Prince
Voilà bientôt une année, comme par surprise à soi, que Prince nous a quittés, jour pour jour. Ce sinistre premier anniversaire est marqué par la sortie d’un EP inédit, Deliverance, sans doute écrit et interprété entre 2006-2008, période féconde pour celui qui se faisait appeler The Artist mais aussi par une somme de biographies dont on retiendra, lumineuse, érudite et généreuse, celle d’Alexis Tain, Prince : Le Cygne Noir à la Découverte.
Car on le sait désormais depuis un an, comme une rumeur folle, comme une évidence indépassable : Prince n’aura vécu que 8 ans.
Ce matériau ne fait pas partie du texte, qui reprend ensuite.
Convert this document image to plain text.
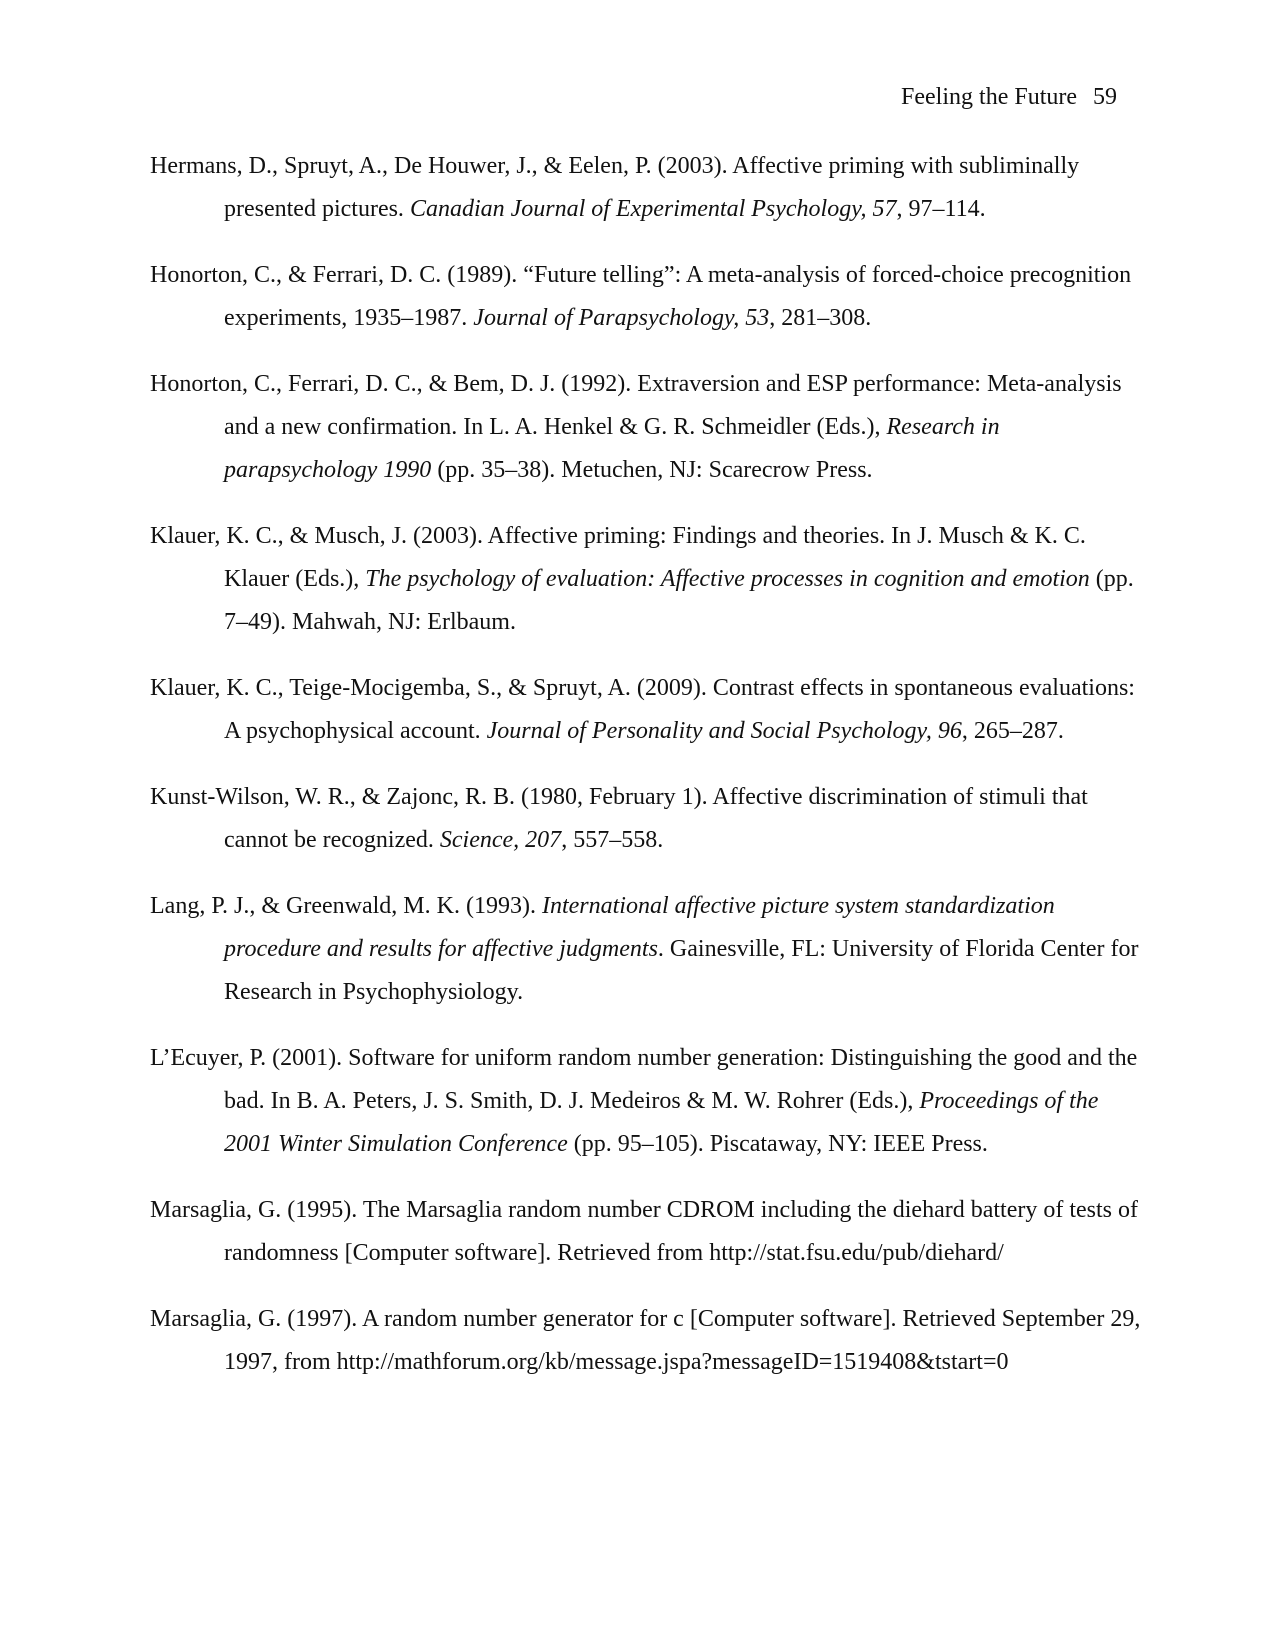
Feeling the Future 59
Hermans, D., Spruyt, A., De Houwer, J., & Eelen, P. (2003). Affective priming with subliminally presented pictures. Canadian Journal of Experimental Psychology, 57, 97–114.
Honorton, C., & Ferrari, D. C. (1989). “Future telling”: A meta-analysis of forced-choice precognition experiments, 1935–1987. Journal of Parapsychology, 53, 281–308.
Honorton, C., Ferrari, D. C., & Bem, D. J. (1992). Extraversion and ESP performance: Meta-analysis and a new confirmation. In L. A. Henkel & G. R. Schmeidler (Eds.), Research in parapsychology 1990 (pp. 35–38). Metuchen, NJ: Scarecrow Press.
Klauer, K. C., & Musch, J. (2003). Affective priming: Findings and theories. In J. Musch & K. C. Klauer (Eds.), The psychology of evaluation: Affective processes in cognition and emotion (pp. 7–49). Mahwah, NJ: Erlbaum.
Klauer, K. C., Teige-Mocigemba, S., & Spruyt, A. (2009). Contrast effects in spontaneous evaluations: A psychophysical account. Journal of Personality and Social Psychology, 96, 265–287.
Kunst-Wilson, W. R., & Zajonc, R. B. (1980, February 1). Affective discrimination of stimuli that cannot be recognized. Science, 207, 557–558.
Lang, P. J., & Greenwald, M. K. (1993). International affective picture system standardization procedure and results for affective judgments. Gainesville, FL: University of Florida Center for Research in Psychophysiology.
L’Ecuyer, P. (2001). Software for uniform random number generation: Distinguishing the good and the bad. In B. A. Peters, J. S. Smith, D. J. Medeiros & M. W. Rohrer (Eds.), Proceedings of the 2001 Winter Simulation Conference (pp. 95–105). Piscataway, NY: IEEE Press.
Marsaglia, G. (1995). The Marsaglia random number CDROM including the diehard battery of tests of randomness [Computer software]. Retrieved from http://stat.fsu.edu/pub/diehard/
Marsaglia, G. (1997). A random number generator for c [Computer software]. Retrieved September 29, 1997, from http://mathforum.org/kb/message.jspa?messageID=1519408&tstart=0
Depuis 1980, Prince n’a cessé de s’inventer depuis sa mort, depuis ce qu’il a pressenti être son irrémédiable disparition à chacun, depuis ce moment où, sans que l’on sache quand, dans une scène primitive, noire et dérobée, il aura su sans doute voir combien sa musique devait procéder avec méthode d’une Apocalypse d’outre mesure et d’outre temps.
Sans doute Prince pourra-t-il demeurer dans les mémoires chacune pour avoir été le premier musicien né après la musique. Sans doute, comprend-t-il, un soir d’avril 1980 alors qu’il vient achever quelques dates de sa première tournée, dans un temps décidément où il ne parvient pas encore à naître à lui-même en dépit de déjà deux albums où sa voix tente de forer le lisse de toute chanson, sans doute saisit-il ainsi au volant d’une voiture dont le souvenir est inconnu de nous que toute chanson est finie.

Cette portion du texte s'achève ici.